Scott McLean

Personal information
- Born: 30 March 1981 (age 43) Nepean, New South Wales, Australia

Playing information
- Position: Wing
Club
| Years | Team | Pld | T | G | FG | P |
| 2001 | Northern Eagles | 7 | 4 | 0 | 0 | 16 |
| 2002 | South Sydney | 9 | 6 | 24 | 0 | 72 |
|  | Total | 16 | 10 | 24 | 0 | 88 |
- Source:

= Scott McLean (rugby league) =

Australian rugby league footballer

Scott McLean (born 30 March 1981) is an Australian former professional rugby league footballer who played for the Northern Eagles and South Sydney in the National Rugby League (NRL).

McLean, who was a Penrith junior, played in the lower grades for North Sydney.

In the 2001 NRL season he joined the Northern Eagles and made seven first-grade appearances.
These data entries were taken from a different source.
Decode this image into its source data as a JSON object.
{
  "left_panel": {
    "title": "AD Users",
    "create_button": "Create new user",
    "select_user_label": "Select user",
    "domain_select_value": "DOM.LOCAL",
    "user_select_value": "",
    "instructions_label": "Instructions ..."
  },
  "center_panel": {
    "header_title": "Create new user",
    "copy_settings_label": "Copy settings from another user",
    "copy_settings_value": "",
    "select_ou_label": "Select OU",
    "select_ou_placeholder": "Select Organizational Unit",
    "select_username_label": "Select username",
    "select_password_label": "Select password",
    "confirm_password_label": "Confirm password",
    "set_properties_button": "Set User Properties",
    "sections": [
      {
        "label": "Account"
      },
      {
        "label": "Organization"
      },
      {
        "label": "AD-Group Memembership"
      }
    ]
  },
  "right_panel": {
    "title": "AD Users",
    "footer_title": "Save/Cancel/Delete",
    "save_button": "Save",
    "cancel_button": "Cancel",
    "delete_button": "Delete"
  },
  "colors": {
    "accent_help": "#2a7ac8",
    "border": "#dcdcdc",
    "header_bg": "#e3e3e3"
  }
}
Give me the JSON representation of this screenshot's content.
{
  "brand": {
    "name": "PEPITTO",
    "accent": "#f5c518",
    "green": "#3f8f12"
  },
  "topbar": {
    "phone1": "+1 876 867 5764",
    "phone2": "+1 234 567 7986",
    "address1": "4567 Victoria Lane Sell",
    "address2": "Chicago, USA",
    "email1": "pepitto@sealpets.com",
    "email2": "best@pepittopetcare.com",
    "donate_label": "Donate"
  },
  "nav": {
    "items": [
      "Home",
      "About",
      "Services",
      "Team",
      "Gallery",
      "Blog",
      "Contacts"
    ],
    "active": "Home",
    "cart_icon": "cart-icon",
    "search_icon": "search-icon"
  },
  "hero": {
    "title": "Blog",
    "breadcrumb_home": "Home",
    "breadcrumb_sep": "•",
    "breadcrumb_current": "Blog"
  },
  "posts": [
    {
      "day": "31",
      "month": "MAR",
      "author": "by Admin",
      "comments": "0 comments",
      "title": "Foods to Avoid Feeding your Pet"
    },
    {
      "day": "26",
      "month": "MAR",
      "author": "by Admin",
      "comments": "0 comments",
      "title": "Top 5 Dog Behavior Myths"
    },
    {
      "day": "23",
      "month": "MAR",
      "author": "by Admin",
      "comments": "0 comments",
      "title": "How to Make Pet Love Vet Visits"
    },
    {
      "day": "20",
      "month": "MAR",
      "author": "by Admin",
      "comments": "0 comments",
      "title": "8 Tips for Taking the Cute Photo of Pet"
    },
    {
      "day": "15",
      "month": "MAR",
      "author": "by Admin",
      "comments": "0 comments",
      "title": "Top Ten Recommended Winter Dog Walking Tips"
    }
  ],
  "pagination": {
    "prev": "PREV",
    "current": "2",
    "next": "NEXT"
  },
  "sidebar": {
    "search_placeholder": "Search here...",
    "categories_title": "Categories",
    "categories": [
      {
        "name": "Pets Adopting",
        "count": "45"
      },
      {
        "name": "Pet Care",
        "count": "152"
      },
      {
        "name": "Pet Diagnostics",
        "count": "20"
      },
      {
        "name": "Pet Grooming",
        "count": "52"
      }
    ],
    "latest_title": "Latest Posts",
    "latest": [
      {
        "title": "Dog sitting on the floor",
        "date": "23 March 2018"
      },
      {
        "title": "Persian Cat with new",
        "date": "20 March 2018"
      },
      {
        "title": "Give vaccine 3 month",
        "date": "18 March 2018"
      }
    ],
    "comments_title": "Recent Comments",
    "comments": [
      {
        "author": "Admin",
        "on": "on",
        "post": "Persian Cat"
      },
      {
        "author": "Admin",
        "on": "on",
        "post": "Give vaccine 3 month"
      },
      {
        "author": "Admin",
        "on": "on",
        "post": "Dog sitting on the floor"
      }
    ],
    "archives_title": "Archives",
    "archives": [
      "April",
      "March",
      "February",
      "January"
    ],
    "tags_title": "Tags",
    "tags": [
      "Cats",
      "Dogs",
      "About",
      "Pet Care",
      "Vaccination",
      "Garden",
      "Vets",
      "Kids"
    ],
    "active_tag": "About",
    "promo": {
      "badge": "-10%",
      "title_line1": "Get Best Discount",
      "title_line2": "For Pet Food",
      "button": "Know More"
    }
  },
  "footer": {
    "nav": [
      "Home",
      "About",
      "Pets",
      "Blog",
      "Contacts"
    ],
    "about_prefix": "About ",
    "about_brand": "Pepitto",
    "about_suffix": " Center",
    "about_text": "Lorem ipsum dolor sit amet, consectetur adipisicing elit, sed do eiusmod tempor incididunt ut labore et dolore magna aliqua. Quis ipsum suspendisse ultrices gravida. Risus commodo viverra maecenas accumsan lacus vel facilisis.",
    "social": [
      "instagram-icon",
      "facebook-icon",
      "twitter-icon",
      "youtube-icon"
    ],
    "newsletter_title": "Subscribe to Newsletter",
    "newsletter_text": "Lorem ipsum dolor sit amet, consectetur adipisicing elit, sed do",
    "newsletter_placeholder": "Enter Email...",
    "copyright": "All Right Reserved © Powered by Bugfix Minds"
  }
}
A winger, McLean switched to South Sydney for the club's return to the NRL in 2002. His try in the dying minutes of the 2002 Charity Shield pre-season fixture against St. George Illawarra secured a 20 all draw, having subsequently missed a sideline conversion for the win. He was South Sydney's top points-scorer in the club's comeback season, with 6 tries and 24 goals from his 9 appearances.